Edward… I’m not happy.


As I’ve mentioned previously, our youngest son has been battling a condition known as Cyclic Vomiting Syndrome for the better part of three months. It’s disrupted his home life, blown his school attendance out of the water, and generally consigned him to a never-ending rotation of doctors, specialist, chiropractors, shamans, witch doctors, faith healers, and boogeymen.

Yesterday was the first day back at school after their winter break for most kids in Western Australia, and Master 8 had his heart set on joining them. He’d set a personal goal of having his vomiting under control enough to attend: CVS it can be managed, if not completely eliminated, at least until some magic point where he ‘grows out of it’. All he needed to do was have a run whereby he stayed vomit-free between 8am and 3pm, and we were all set to send him back.
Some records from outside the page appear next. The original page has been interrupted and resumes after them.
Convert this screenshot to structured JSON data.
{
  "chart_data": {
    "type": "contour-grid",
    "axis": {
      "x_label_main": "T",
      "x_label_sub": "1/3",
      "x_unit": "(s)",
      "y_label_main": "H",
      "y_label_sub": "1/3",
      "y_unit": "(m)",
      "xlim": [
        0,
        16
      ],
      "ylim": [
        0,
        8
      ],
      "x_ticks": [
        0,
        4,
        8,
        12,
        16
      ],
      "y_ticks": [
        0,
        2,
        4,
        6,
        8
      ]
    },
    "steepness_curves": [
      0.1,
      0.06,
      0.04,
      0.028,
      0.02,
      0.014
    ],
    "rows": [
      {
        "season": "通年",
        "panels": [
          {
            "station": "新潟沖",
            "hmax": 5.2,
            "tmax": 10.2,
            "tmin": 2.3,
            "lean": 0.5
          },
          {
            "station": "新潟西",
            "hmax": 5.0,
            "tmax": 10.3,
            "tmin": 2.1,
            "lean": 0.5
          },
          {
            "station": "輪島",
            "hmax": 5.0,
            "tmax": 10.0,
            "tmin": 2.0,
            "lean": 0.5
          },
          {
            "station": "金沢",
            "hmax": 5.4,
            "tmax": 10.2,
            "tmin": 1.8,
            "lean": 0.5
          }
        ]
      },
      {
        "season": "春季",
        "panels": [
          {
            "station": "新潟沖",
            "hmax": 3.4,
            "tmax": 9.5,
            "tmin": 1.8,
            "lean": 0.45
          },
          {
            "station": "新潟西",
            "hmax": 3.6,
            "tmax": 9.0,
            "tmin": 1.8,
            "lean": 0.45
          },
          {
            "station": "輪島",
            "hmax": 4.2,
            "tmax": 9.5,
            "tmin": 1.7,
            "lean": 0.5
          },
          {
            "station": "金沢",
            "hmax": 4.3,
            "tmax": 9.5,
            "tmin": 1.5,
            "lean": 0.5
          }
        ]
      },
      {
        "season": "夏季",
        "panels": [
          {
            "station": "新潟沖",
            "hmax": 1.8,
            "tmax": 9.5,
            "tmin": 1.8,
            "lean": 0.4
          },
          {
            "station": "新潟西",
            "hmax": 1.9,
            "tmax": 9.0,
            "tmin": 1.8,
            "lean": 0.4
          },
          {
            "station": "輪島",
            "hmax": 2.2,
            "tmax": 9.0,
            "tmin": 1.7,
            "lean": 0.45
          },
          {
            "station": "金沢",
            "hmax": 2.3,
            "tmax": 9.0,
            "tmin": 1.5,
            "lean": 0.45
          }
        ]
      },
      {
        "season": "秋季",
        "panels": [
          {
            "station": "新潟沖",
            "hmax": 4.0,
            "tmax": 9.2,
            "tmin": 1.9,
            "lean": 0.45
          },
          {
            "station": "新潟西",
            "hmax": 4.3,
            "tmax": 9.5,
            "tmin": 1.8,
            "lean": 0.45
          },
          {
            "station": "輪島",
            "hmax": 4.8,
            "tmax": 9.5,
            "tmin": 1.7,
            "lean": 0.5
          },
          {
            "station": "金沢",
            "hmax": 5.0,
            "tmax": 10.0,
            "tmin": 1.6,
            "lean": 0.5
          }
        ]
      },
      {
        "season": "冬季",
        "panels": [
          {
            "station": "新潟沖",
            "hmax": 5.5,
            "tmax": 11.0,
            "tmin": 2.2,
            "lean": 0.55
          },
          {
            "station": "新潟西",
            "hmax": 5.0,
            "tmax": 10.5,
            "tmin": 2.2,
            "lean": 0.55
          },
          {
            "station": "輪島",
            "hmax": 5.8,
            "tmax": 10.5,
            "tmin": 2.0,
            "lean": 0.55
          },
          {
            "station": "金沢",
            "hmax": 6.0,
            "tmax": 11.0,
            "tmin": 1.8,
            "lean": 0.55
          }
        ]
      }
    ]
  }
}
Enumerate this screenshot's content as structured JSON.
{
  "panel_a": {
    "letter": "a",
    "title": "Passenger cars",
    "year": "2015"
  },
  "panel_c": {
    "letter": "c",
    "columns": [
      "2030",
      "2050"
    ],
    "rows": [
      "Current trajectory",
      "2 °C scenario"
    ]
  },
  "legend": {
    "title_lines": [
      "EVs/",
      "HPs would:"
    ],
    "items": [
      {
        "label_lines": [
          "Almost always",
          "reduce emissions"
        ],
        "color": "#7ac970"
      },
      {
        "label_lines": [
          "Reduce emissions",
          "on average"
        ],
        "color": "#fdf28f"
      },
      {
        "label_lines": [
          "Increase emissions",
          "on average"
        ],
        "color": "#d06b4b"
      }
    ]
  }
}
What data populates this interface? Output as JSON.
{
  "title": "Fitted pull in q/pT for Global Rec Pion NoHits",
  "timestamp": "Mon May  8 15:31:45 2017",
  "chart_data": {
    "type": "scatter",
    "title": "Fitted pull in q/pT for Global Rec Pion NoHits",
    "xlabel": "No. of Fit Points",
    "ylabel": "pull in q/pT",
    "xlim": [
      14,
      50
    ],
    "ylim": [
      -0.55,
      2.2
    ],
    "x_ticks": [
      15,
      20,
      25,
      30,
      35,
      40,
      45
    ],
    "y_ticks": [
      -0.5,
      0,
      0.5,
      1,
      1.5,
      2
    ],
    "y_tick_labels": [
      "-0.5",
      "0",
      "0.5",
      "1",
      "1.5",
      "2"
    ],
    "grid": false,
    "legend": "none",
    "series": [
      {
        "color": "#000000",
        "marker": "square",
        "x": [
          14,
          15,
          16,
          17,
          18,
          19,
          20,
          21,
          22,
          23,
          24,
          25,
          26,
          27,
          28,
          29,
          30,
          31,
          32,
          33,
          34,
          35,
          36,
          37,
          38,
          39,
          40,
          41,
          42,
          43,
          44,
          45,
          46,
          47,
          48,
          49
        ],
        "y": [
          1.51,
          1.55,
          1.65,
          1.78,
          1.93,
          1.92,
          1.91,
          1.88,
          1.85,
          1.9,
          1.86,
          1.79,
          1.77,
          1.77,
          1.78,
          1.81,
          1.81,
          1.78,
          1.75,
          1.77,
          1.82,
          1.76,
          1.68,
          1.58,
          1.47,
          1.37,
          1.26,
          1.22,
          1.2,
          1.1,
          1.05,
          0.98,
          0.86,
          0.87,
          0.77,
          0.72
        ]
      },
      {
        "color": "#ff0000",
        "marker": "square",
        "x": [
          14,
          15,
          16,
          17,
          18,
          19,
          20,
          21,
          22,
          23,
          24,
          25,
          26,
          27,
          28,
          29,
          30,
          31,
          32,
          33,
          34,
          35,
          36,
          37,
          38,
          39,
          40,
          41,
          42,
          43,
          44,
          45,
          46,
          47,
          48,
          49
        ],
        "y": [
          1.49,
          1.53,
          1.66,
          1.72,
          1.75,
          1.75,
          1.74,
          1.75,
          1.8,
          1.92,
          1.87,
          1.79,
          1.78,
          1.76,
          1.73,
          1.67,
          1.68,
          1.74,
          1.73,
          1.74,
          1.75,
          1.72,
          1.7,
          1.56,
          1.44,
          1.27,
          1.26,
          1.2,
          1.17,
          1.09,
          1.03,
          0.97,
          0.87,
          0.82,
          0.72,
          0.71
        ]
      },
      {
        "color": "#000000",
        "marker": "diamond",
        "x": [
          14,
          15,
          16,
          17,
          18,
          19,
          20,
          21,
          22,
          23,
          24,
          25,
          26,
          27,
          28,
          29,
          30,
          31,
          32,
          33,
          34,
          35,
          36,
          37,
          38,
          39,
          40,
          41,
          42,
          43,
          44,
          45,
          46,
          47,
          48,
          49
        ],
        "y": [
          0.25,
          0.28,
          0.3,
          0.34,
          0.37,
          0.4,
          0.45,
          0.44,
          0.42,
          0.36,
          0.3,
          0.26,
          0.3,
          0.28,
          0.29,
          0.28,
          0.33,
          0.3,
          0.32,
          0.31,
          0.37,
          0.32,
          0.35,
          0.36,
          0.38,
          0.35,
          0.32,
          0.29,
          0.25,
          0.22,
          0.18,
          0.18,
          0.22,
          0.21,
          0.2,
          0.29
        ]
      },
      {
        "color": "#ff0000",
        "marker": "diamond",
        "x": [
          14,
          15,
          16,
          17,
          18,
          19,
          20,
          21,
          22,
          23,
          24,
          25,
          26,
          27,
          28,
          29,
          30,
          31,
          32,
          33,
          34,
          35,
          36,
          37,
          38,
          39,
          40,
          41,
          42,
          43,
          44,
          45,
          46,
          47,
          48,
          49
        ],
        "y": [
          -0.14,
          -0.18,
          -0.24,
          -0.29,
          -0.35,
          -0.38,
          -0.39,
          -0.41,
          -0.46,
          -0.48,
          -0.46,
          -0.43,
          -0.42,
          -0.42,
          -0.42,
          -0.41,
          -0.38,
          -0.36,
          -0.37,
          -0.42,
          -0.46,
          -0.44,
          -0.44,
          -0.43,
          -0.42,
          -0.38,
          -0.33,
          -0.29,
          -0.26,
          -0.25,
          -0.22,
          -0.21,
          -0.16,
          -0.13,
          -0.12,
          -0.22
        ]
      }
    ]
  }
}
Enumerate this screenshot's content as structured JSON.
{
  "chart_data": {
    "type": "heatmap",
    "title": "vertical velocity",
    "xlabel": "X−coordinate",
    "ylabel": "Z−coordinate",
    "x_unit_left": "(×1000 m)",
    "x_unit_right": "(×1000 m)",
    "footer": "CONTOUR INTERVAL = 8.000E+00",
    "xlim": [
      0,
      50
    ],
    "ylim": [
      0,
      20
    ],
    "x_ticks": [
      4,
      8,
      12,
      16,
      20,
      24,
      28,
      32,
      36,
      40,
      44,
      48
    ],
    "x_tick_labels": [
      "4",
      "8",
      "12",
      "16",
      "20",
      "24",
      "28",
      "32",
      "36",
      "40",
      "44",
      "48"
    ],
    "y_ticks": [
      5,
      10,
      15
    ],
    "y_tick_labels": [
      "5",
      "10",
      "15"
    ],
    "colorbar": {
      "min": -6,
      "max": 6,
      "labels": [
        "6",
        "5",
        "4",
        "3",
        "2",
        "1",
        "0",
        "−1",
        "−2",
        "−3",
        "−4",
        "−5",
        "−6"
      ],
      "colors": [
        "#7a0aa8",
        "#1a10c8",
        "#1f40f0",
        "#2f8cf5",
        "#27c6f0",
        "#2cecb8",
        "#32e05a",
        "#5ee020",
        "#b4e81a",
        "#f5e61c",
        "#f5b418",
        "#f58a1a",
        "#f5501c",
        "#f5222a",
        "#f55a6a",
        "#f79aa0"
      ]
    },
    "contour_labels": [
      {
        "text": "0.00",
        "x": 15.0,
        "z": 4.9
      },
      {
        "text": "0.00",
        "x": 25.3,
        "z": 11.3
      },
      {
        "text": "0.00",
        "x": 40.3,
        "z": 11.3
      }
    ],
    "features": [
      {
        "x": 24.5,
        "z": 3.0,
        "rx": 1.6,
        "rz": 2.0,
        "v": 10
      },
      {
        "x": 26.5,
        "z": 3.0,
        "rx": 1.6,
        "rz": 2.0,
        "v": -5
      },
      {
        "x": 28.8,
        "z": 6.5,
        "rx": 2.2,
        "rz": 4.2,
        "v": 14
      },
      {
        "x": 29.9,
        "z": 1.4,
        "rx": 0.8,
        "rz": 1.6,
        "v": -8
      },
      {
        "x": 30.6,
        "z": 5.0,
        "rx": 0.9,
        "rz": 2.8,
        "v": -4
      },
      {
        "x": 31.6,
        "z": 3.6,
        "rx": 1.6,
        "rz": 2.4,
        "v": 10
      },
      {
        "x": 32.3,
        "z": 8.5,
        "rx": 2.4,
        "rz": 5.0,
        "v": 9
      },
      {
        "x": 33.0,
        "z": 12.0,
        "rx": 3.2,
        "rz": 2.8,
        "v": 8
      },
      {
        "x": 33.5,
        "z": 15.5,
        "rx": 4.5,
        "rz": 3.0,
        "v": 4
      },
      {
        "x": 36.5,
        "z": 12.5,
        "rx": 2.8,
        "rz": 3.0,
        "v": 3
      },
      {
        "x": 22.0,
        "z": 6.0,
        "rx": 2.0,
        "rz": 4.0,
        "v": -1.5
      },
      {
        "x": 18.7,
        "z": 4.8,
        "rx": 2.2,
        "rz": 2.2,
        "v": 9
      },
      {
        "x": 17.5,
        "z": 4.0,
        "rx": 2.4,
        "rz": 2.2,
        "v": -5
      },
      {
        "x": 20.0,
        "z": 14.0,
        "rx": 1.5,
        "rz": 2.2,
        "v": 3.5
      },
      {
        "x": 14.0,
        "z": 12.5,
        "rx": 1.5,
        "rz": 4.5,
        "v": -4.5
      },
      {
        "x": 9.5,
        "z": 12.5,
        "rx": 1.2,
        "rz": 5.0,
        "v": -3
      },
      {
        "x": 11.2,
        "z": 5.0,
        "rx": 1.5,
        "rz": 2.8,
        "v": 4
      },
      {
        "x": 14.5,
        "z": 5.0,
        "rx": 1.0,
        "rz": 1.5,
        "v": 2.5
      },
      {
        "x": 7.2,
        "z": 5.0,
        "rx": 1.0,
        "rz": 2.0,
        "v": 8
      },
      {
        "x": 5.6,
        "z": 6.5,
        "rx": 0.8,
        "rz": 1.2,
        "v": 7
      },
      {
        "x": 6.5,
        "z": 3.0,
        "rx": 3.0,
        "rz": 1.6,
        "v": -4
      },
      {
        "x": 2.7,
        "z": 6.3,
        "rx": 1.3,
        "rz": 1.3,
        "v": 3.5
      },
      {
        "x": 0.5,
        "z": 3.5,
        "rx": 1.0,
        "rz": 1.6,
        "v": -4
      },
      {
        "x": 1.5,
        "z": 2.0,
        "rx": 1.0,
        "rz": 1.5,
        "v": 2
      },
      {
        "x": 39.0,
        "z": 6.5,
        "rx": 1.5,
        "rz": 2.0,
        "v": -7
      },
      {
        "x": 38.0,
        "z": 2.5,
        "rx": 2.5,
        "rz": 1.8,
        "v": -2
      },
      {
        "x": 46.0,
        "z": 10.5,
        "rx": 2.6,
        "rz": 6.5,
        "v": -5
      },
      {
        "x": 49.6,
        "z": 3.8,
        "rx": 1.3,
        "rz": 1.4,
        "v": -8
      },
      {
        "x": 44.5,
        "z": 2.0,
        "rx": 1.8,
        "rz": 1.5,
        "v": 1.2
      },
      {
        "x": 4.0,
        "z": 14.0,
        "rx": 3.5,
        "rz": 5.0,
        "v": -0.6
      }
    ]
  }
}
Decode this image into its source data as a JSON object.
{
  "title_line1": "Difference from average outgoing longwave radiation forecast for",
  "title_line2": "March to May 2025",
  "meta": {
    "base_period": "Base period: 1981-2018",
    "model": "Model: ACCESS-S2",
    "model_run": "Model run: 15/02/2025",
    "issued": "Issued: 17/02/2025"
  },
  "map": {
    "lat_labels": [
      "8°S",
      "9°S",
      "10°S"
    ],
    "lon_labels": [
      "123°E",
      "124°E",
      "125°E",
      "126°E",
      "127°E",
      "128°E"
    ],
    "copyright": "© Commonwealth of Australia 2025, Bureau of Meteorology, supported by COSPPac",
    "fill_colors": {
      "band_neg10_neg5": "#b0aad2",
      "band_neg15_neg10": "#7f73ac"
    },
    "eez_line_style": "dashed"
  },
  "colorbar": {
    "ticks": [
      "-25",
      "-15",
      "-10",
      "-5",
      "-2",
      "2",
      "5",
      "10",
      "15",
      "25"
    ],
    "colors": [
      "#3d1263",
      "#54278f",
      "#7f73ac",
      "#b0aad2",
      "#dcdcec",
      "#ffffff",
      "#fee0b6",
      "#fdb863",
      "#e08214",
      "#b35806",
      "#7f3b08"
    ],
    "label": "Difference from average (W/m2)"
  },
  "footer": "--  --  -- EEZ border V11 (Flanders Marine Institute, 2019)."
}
His bag was packed, he was full of chatter about catching up with friends, he had a project he’d been working on he wanted to show the class…

Yeah, you know where this is heading.

Last night, we gathered on our bed and had us a family meeting– Master 8, his Mum, and me. And we’ve decided that it’s time to formalise the teaching arrangement that’s been forced upon us over the last 12-odd weeks. From now until the condition clears, at the minimum, we’ll be formally home schooling him. Even if he went back to school, the chances of him passing Year 3 were touch and go. More time away will only confirm the need to repeat. At home, he’ll get the attention, focus and targeted goal-setting that will give him the best chance to continue his education with the minimum of disruption. 10 puke-breaks a day are more easily accommodated when you’re sat round the kitchen table with your Mum.

There’s a lot of running around to be done: associations to be contacted; permissions signed; forms and letters and probably blood, sperm and third-eye aqueous humour samples to be given; but it’s the right decision, and gives him a chance to have a normal schooling life that takes his condition into account.

Thankfully, he’s a boy with a sense of adventure, and he’s set himself to see the possibilities in the arrangement– ‘school schools’ don’t hit the zoo, the beach, the museum or the public libraries anywhere near as much as home schools do, so he tells us….

Sometimes, wanting the best for your children makes your chest too tight.